Among them, 255 died during protests linked to the death of Mahsa Amini and 123 in the province of Sistan-Baluchistan (southeast), including more than 90 on September 30 in the provincial capital Zahedan, during demonstrations against rape of a teenager attributed to a police officer.

On Monday, a policeman was killed and another injured by gunfire from “criminals” in Zahedan, General Mohammad Ghanbari, the provincial police chief, told the Fars agency. The assailants fled.

Separately, Iranian forces shelled Iranian Kurdish opposition groups based in neighboring Iraqi Kurdistan, killing a fighter from those factions accused of stoking protests in Iran.

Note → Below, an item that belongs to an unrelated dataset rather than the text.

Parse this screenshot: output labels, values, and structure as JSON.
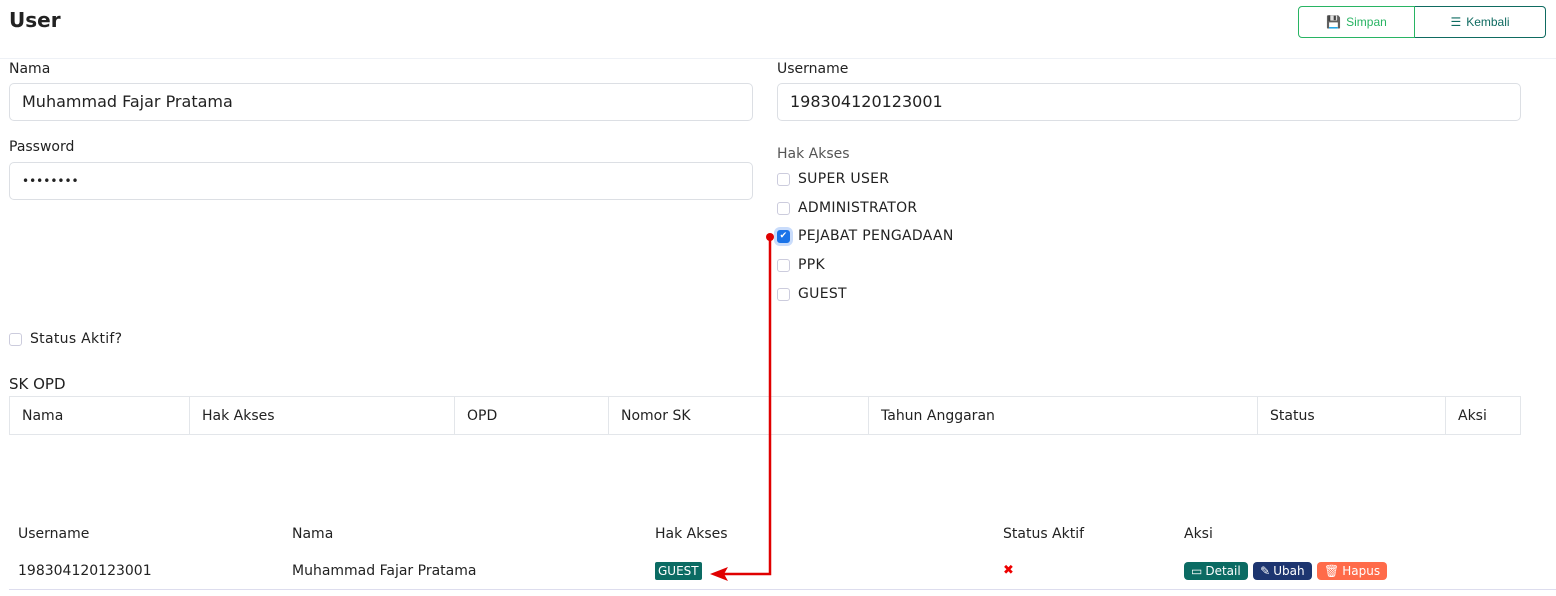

This is the second time in less than 10 days that the Revolutionary Guards, Iran’s ideological army, have launched drone and missile attacks against the Democratic Party of Kurdistan of Iran (PDKI) and the nationalist group Iranian Kurdish Komala, settled for decades in the autonomous Kurdistan region (north).

The death penalty used to suppress dissent

Iran, already one of the countries executing the most convicts in the world, intends to use the death penalty to stop the protest movement by creating a climate of fear in the population, denounce NGOs.

Justice has already pronounced six death sentences since the beginning of the demonstrations linked to the death on September 16 of Mahsa Amini, a 22-year-old Kurd arrested for violating the dress code.

This number is expected to increase since, according to Amnesty International, at least 21 people are currently on trial for crimes punishable by hanging.

Iran is the most executed country in the world outside of China, according to human rights groups. At least 314 people were put to death there in 2021 according to the NGO, while the group Iran Human Rights (IHR), based in Norway, reports more than 482 executions this year.

For Amnesty, the “show trials” organized in recent weeks by the authorities are “intended to intimidate those who participate in the popular uprising and to dissuade others from joining the movement”.

This strategy aims to “instill fear in the population”, adds the organization, which castigates “a frightening escalation in the use of the death penalty as a tool of political repression”.